Compared with the libraries of 14 other cities around the county, Oakley's approximately 3,000-square-foot branch is by far the smallest, according to a city staff report.

Employees and patrons can use the other half of the room only after 5 p.m. during the week, Community Library Manager Jenna Skinner said before the meeting.

The volunteer group Friends of the Oakley Library is recommending converting the former Centro-Mart building on Main Street into the library's new digs after having analyzed two other possible sites.

The organization also considered the county Sheriff's Office's Delta substation on O'Hara Avenue as well as the so-called Moura property, a 6.2-acre site also on O'Hara Avenue near O'Hara Park Middle School.

But it concluded that the Centro-Mart property would be the most cost-effective option, primarily because the city already owns the land and would not have to build a library from the ground up.

Audience members who spoke at Tuesday's meeting all embraced the notion of using the approximately 15,000-square-foot structure, and not only because it would provide the library five times more room.

"It would give Oakley a genuine downtown," said county library Commissioner Cindy Tumin, noting that the library would draw people to the commercial hub along Main Street that the city is trying to revitalize.

The possibility of redesigning the building to include a cafe as the Pittburg, Walnut Creek and Orinda library branches have done could help offset the loss of sales tax revenue with CentroMart's closure, Tumin added.

Turning a supermarket into a book repository still takes plenty of money, however; the city is considering a bond measure to cover the project's $3.5 million to $4 million price tag.

Retiring that debt and covering annual operations costs would require Oakley residents to pay an annual parcel tax of $50 to $60, according to the staff report.

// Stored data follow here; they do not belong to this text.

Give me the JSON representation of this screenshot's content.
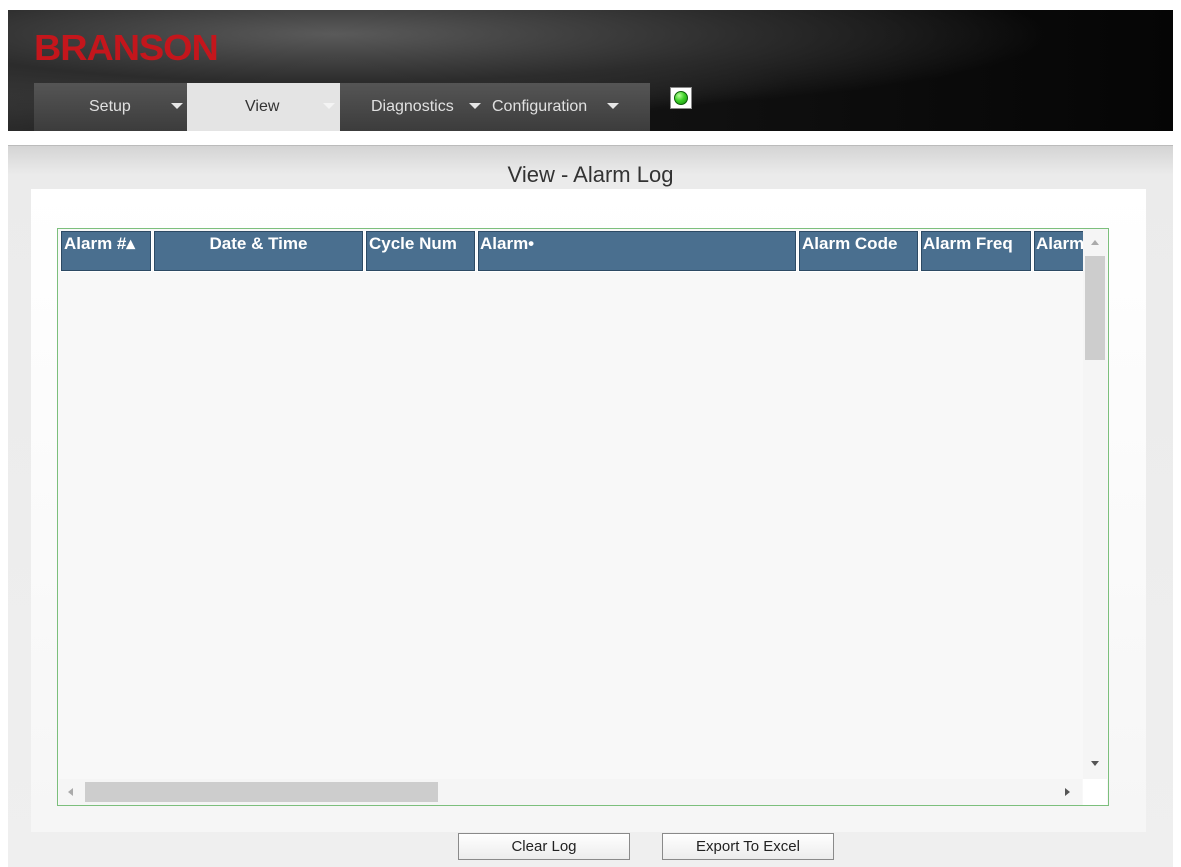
{
  "header": {
    "logo_text": "BRANSON",
    "logo_color": "#c4161c",
    "nav": [
      {
        "label": "Setup",
        "active": false
      },
      {
        "label": "View",
        "active": true
      },
      {
        "label": "Diagnostics",
        "active": false
      },
      {
        "label": "Configuration",
        "active": false
      }
    ],
    "status_indicator": {
      "icon": "green-led-icon",
      "color": "#3fd22a"
    }
  },
  "main": {
    "title": "View - Alarm Log",
    "table": {
      "columns": [
        "Alarm #▴",
        "Date & Time",
        "Cycle Num",
        "Alarm•",
        "Alarm Code",
        "Alarm Freq",
        "Alarm"
      ],
      "header_color": "#4a6f8f",
      "rows": []
    },
    "buttons": {
      "clear_log": "Clear Log",
      "export": "Export To Excel"
    }
  }
}
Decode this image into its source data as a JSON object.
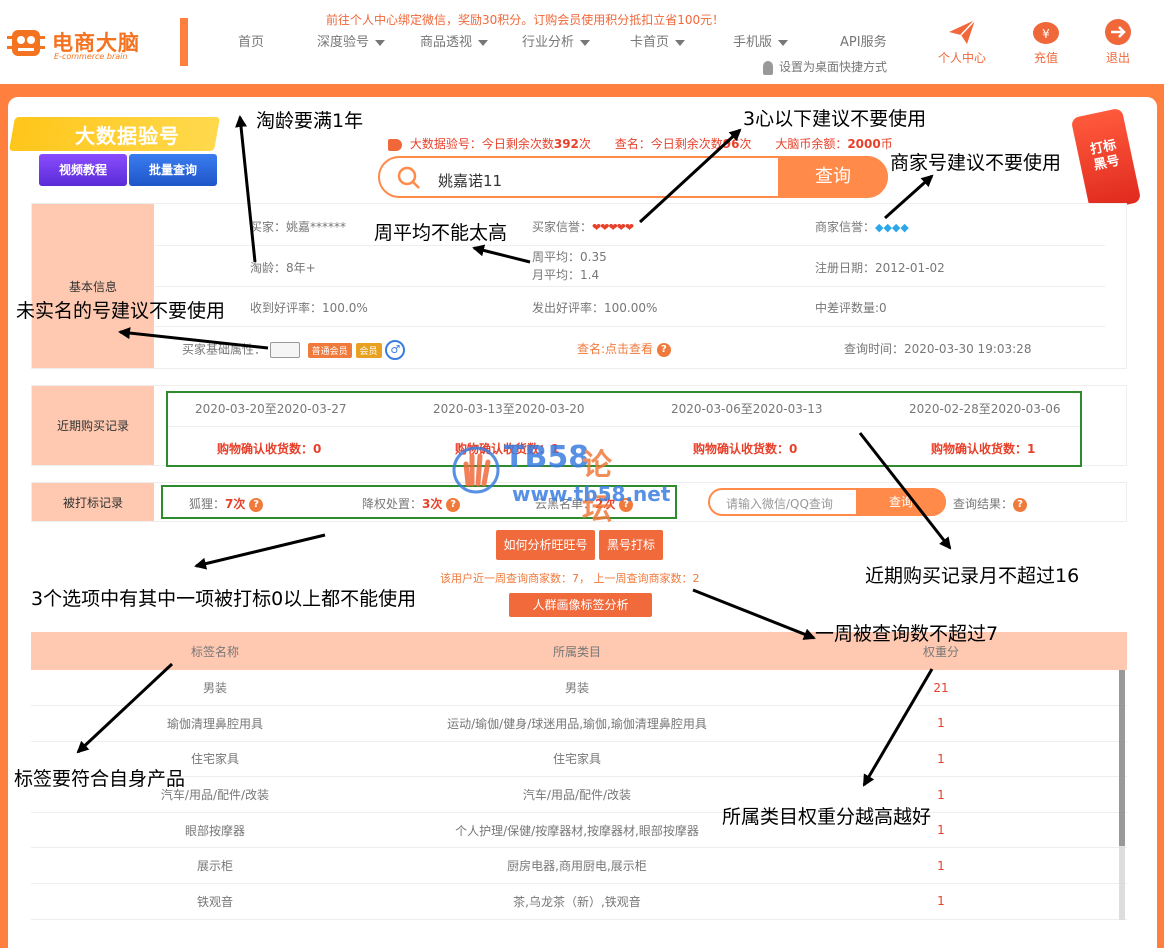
{
  "header": {
    "logo_cn": "电商大脑",
    "logo_en": "E-commerce brain",
    "promo": "前往个人中心绑定微信，奖励30积分。订购会员使用积分抵扣立省100元！",
    "nav": [
      {
        "label": "首页",
        "dropdown": false
      },
      {
        "label": "深度验号",
        "dropdown": true
      },
      {
        "label": "商品透视",
        "dropdown": true
      },
      {
        "label": "行业分析",
        "dropdown": true
      },
      {
        "label": "卡首页",
        "dropdown": true
      },
      {
        "label": "手机版",
        "dropdown": true
      },
      {
        "label": "API服务",
        "dropdown": false
      }
    ],
    "shortcut": "设置为桌面快捷方式",
    "icons": [
      {
        "label": "个人中心",
        "icon": "paper-plane-icon"
      },
      {
        "label": "充值",
        "icon": "piggy-bank-icon"
      },
      {
        "label": "退出",
        "icon": "exit-arrow-icon"
      }
    ]
  },
  "brand": {
    "title": "大数据验号",
    "video_btn": "视频教程",
    "batch_btn": "批量查询"
  },
  "counters": {
    "verify_label": "大数据验号：今日剩余次数",
    "verify_count": "392",
    "verify_unit": "次",
    "check_label": "查名：今日剩余次数",
    "check_count": "96",
    "check_unit": "次",
    "coins_label": "大脑币余额：",
    "coins_value": "2000",
    "coins_unit": "币"
  },
  "search": {
    "value": "姚嘉诺11",
    "button": "查询"
  },
  "hang_tag": "打标黑号",
  "basic": {
    "label": "基本信息",
    "buyer": "买家：姚嘉******",
    "buyer_credit_label": "买家信誉：",
    "seller_credit_label": "商家信誉：",
    "age": "淘龄：8年+",
    "weekly_avg": "周平均：0.35",
    "monthly_avg": "月平均：1.4",
    "reg_date": "注册日期：2012-01-02",
    "good_rate_received": "收到好评率：100.0%",
    "good_rate_sent": "发出好评率：100.00%",
    "bad_count": "中差评数量:0",
    "attr_label": "买家基础属性：",
    "member_badge": "普通会员",
    "vip_badge": "会员",
    "check_name": "查名:点击查看",
    "query_time": "查询时间：2020-03-30 19:03:28"
  },
  "purchases": {
    "label": "近期购买记录",
    "ranges": [
      "2020-03-20至2020-03-27",
      "2020-03-13至2020-03-20",
      "2020-03-06至2020-03-13",
      "2020-02-28至2020-03-06"
    ],
    "confirm_label": "购物确认收货数：",
    "counts": [
      "0",
      "1",
      "0",
      "1"
    ]
  },
  "marks": {
    "label": "被打标记录",
    "fox_label": "狐狸：",
    "fox_value": "7次",
    "demote_label": "降权处置：",
    "demote_value": "3次",
    "blacklist_label": "云黑名单：",
    "blacklist_value": "2次",
    "input_placeholder": "请输入微信/QQ查询",
    "query_btn": "查询",
    "result_label": "查询结果："
  },
  "actions": {
    "analyze_btn": "如何分析旺旺号",
    "black_btn": "黑号打标",
    "week_info": "该用户近一周查询商家数：7， 上一周查询商家数：2",
    "crowd_btn": "人群画像标签分析"
  },
  "tags_table": {
    "headers": [
      "标签名称",
      "所属类目",
      "权重分"
    ],
    "rows": [
      [
        "男装",
        "男装",
        "21"
      ],
      [
        "瑜伽清理鼻腔用具",
        "运动/瑜伽/健身/球迷用品,瑜伽,瑜伽清理鼻腔用具",
        "1"
      ],
      [
        "住宅家具",
        "住宅家具",
        "1"
      ],
      [
        "汽车/用品/配件/改装",
        "汽车/用品/配件/改装",
        "1"
      ],
      [
        "眼部按摩器",
        "个人护理/保健/按摩器材,按摩器材,眼部按摩器",
        "1"
      ],
      [
        "展示柜",
        "厨房电器,商用厨电,展示柜",
        "1"
      ],
      [
        "铁观音",
        "茶,乌龙茶（新）,铁观音",
        "1"
      ]
    ]
  },
  "watermark": {
    "tb": "TB58",
    "lt": "论坛",
    "url": "www.tb58.net"
  },
  "annotations": {
    "age": "淘龄要满1年",
    "three_hearts": "3心以下建议不要使用",
    "merchant": "商家号建议不要使用",
    "weekly": "周平均不能太高",
    "realname": "未实名的号建议不要使用",
    "purchase": "近期购买记录月不超过16",
    "marked": "3个选项中有其中一项被打标0以上都不能使用",
    "week_query": "一周被查询数不超过7",
    "tags": "标签要符合自身产品",
    "category": "所属类目权重分越高越好"
  },
  "colors": {
    "accent": "#ff7f3f",
    "panel_label": "#ffc8b0",
    "red": "#e8412b",
    "green_box": "#2e8b2e"
  }
}
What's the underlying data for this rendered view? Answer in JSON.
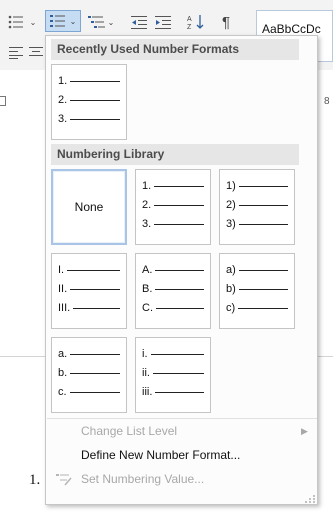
{
  "ribbon": {
    "style_sample": "AaBbCcDc",
    "ruler_number": "8",
    "icons": [
      "bullets-icon",
      "numbering-icon",
      "multilevel-list-icon",
      "decrease-indent-icon",
      "increase-indent-icon",
      "sort-icon",
      "pilcrow-icon",
      "align-left-icon",
      "align-center-icon"
    ]
  },
  "dropdown": {
    "recent_header": "Recently Used Number Formats",
    "library_header": "Numbering Library",
    "recent_formats": [
      {
        "items": [
          "1.",
          "2.",
          "3."
        ]
      }
    ],
    "library": {
      "none_label": "None",
      "formats": [
        {
          "items": [
            "1.",
            "2.",
            "3."
          ]
        },
        {
          "items": [
            "1)",
            "2)",
            "3)"
          ]
        },
        {
          "items": [
            "I.",
            "II.",
            "III."
          ]
        },
        {
          "items": [
            "A.",
            "B.",
            "C."
          ]
        },
        {
          "items": [
            "a)",
            "b)",
            "c)"
          ]
        },
        {
          "items": [
            "a.",
            "b.",
            "c."
          ]
        },
        {
          "items": [
            "i.",
            "ii.",
            "iii."
          ]
        }
      ]
    },
    "selected_tile": "none",
    "menu": {
      "change_level": "Change List Level",
      "define_new": "Define New Number Format...",
      "set_value": "Set Numbering Value..."
    }
  },
  "document": {
    "list_number": "1."
  },
  "colors": {
    "selected_border": "#a9c4e4",
    "pressed_button": "#c5dcf2",
    "section_header_bg": "#e6e6e6",
    "disabled_text": "#a8a8a8"
  }
}
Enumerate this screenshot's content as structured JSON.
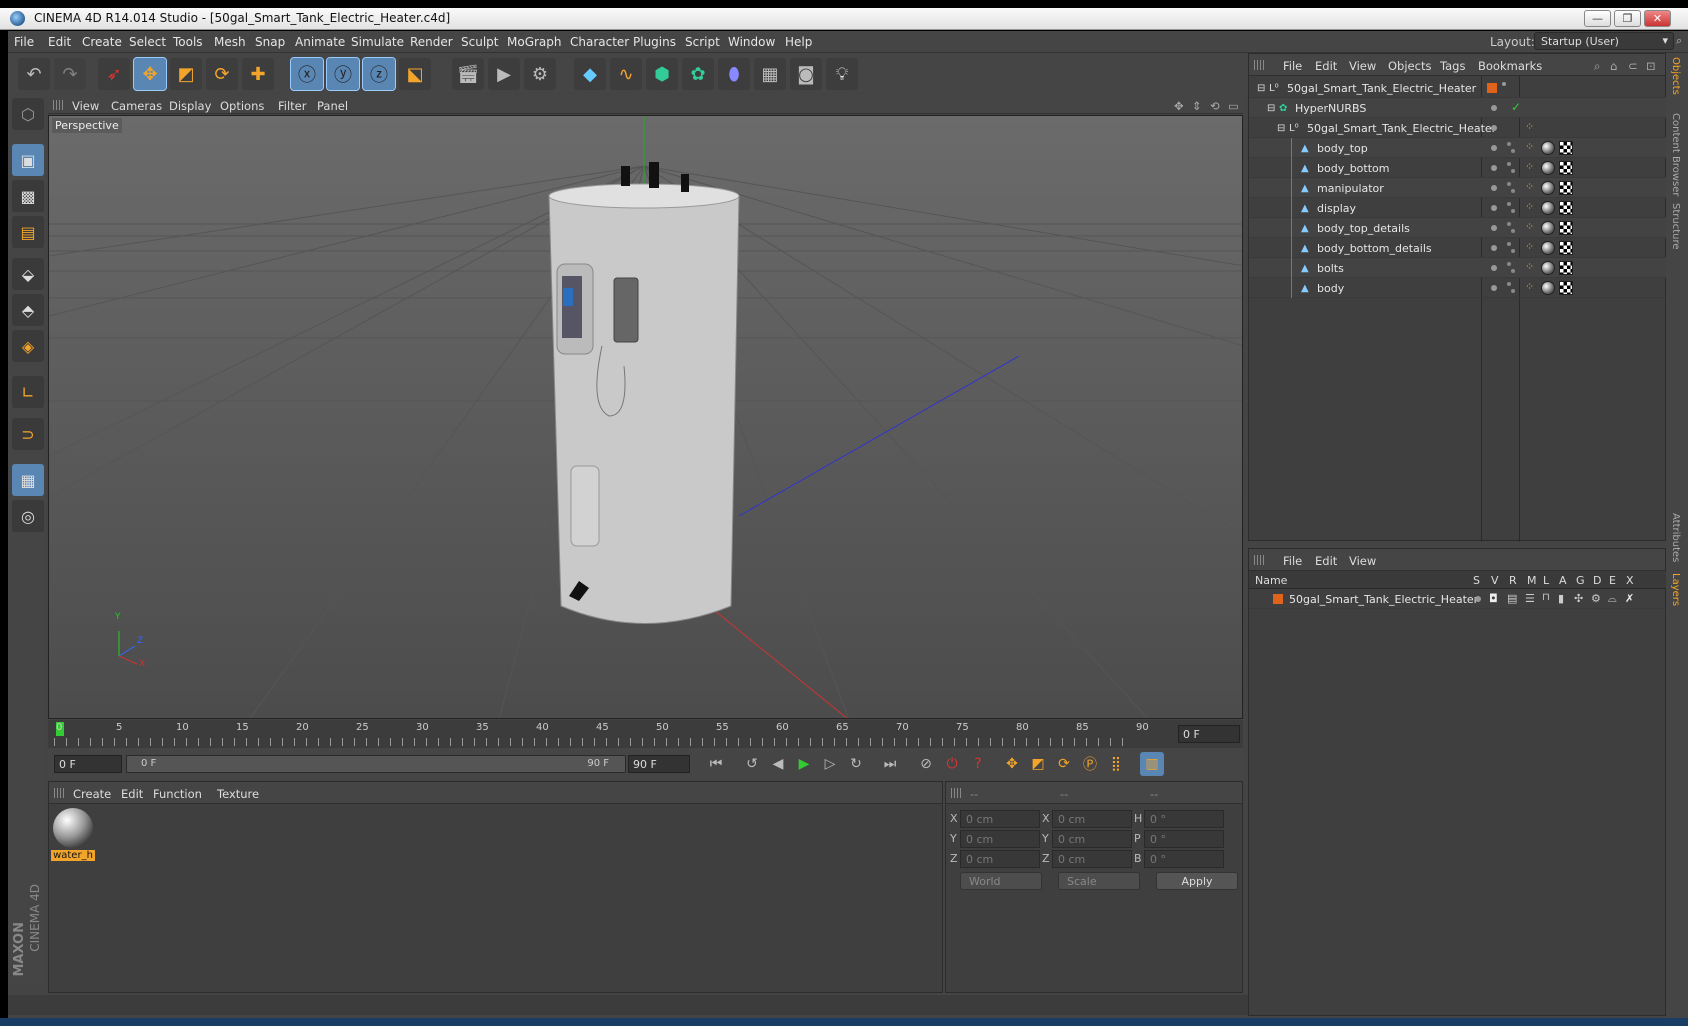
{
  "window": {
    "title": "CINEMA 4D R14.014 Studio - [50gal_Smart_Tank_Electric_Heater.c4d]",
    "minimize": "—",
    "restore": "❐",
    "close": "✕"
  },
  "menubar": {
    "items": [
      "File",
      "Edit",
      "Create",
      "Select",
      "Tools",
      "Mesh",
      "Snap",
      "Animate",
      "Simulate",
      "Render",
      "Sculpt",
      "MoGraph",
      "Character",
      "Plugins",
      "Script",
      "Window",
      "Help"
    ],
    "layout_label": "Layout:",
    "layout_value": "Startup (User)"
  },
  "viewport": {
    "menu": [
      "View",
      "Cameras",
      "Display",
      "Options",
      "Filter",
      "Panel"
    ],
    "label": "Perspective",
    "axis_y": "Y",
    "axis_z": "Z",
    "axis_x": "X"
  },
  "timeline": {
    "ticks": [
      "0",
      "5",
      "10",
      "15",
      "20",
      "25",
      "30",
      "35",
      "40",
      "45",
      "50",
      "55",
      "60",
      "65",
      "70",
      "75",
      "80",
      "85",
      "90"
    ],
    "current_frame": "0 F",
    "start_field": "0 F",
    "range_start": "0 F",
    "range_end": "90 F",
    "end_field": "90 F"
  },
  "material_manager": {
    "menu": [
      "Create",
      "Edit",
      "Function",
      "Texture"
    ],
    "material_name": "water_h"
  },
  "coordinate_manager": {
    "headers": [
      "--",
      "--",
      "--"
    ],
    "rows": [
      {
        "pos_label": "X",
        "pos": "0 cm",
        "size_label": "X",
        "size": "0 cm",
        "rot_label": "H",
        "rot": "0 °"
      },
      {
        "pos_label": "Y",
        "pos": "0 cm",
        "size_label": "Y",
        "size": "0 cm",
        "rot_label": "P",
        "rot": "0 °"
      },
      {
        "pos_label": "Z",
        "pos": "0 cm",
        "size_label": "Z",
        "size": "0 cm",
        "rot_label": "B",
        "rot": "0 °"
      }
    ],
    "space": "World",
    "mode": "Scale",
    "apply": "Apply"
  },
  "object_manager": {
    "menu": [
      "File",
      "Edit",
      "View",
      "Objects",
      "Tags",
      "Bookmarks"
    ],
    "objects": [
      {
        "name": "50gal_Smart_Tank_Electric_Heater",
        "indent": 0
      },
      {
        "name": "HyperNURBS",
        "indent": 1
      },
      {
        "name": "50gal_Smart_Tank_Electric_Heater",
        "indent": 2
      },
      {
        "name": "body_top",
        "indent": 3
      },
      {
        "name": "body_bottom",
        "indent": 3
      },
      {
        "name": "manipulator",
        "indent": 3
      },
      {
        "name": "display",
        "indent": 3
      },
      {
        "name": "body_top_details",
        "indent": 3
      },
      {
        "name": "body_bottom_details",
        "indent": 3
      },
      {
        "name": "bolts",
        "indent": 3
      },
      {
        "name": "body",
        "indent": 3
      }
    ]
  },
  "layer_manager": {
    "menu": [
      "File",
      "Edit",
      "View"
    ],
    "columns": [
      "Name",
      "S",
      "V",
      "R",
      "M",
      "L",
      "A",
      "G",
      "D",
      "E",
      "X"
    ],
    "layer_name": "50gal_Smart_Tank_Electric_Heater"
  },
  "right_tabs": [
    "Objects",
    "Content Browser",
    "Structure",
    "Attributes",
    "Layers"
  ],
  "brand": {
    "line1": "MAXON",
    "line2": "CINEMA 4D"
  },
  "colors": {
    "accent": "#f3a52b",
    "selection": "#5a86b4",
    "layer_color": "#e0631c"
  }
}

Oakley resident Angela Lowrey exhorted city officials to ensure the ballot language is clear so that voters know exactly what their "yes" means.

If Oakley can make an unambiguous pitch for a larger library, taxpayers likely will rally around the cause even in these tough economic times, she said, noting that Pittsburg voters in June overwhelmingly approved a sales tax hike to help the city close a budget gap.